To promote the release of their sophomore album, last October’s blistering “The Chemistry of Common Life,” Toronto punks F-cked Up played a free gig in a New York boutique store. So what’s the big deal you’re wondering? The sextet’s performance lasted a punishing 12 hours and saw them collaborating with electro wiz Moby, Dinosaur Jr.’s J Mascis and Ezra Koenig from alterna-pop buzz band Vampire Weekend.

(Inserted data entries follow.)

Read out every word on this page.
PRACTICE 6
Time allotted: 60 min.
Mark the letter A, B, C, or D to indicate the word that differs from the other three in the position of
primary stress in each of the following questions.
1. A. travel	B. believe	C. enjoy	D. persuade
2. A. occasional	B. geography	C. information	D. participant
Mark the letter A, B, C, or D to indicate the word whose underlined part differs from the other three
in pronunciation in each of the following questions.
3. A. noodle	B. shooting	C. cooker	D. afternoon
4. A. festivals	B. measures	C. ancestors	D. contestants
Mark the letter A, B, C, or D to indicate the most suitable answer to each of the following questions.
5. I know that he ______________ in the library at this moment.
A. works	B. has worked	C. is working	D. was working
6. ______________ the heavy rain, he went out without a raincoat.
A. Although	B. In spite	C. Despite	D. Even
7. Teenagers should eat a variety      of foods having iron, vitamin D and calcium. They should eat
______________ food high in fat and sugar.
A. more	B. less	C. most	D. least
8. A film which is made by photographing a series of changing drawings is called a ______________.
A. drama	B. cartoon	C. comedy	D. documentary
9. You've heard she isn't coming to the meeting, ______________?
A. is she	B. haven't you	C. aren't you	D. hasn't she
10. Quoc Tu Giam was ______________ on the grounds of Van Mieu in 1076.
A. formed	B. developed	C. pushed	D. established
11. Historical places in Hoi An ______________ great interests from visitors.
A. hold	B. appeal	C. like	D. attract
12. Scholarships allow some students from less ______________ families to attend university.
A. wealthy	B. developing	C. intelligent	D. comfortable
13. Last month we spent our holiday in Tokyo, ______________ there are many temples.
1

The unabated love for F-cked Up from famed peers continued earlier this month with punk icons Jello Biafra (Dead Kennedys) and Keith Morris (Black Flag, Circle Jerks) joining them for songs during shows in California. Musicians aren’t the only folks going gaga for the act’s abrasive, experimental mix of vintage hardcore, prog and shoegaze. “The Chemistry of Common Life” has been universally heralded by the media, rightfully drawing comparisons to innovative hardcore classics by Black Flag and Sweden’s Refused.
Finding a nonoffensive way to reference F-cked Up has caused headaches for some mainstream media outlets. Canadian book retailer Chapters banned the November issue of local music magazine Chart for publishing the band’s uncensored moniker on its cover. The New York Times avoided similar controversy by running reviews of F-cked Up concerts in 2007 and 2009 that made no reference to the band’s name at all.
Ahead of their Japan live debut in Tokyo in March, vocalist Pink Eyes promises in a video message to Japanese fans on Creativeman’s Web site that there will be “blood, sweat and semen” at the show, and adds that he’ll “probably get naked.” He’s not joking. Dubbed “the craziest band in Canada” mainly due to his antics, the imposing, gruff-voiced frontman helped incite chaos during performances on MTV Canada in 2007 and 2008. The first saw the band and riled-up attendees causing 2,000 Canadian dollars in destruction as they tore apart the soundstage. The latter took place in a bathroom and resulted in CA$6,000-worth of damages. Chances are Tokyo’s show will be one hell of a riot.
F-cked Up play March 10 at Astro Hall in Harajuku, Tokyo (7 p.m.; ¥4,500;  3401-5352).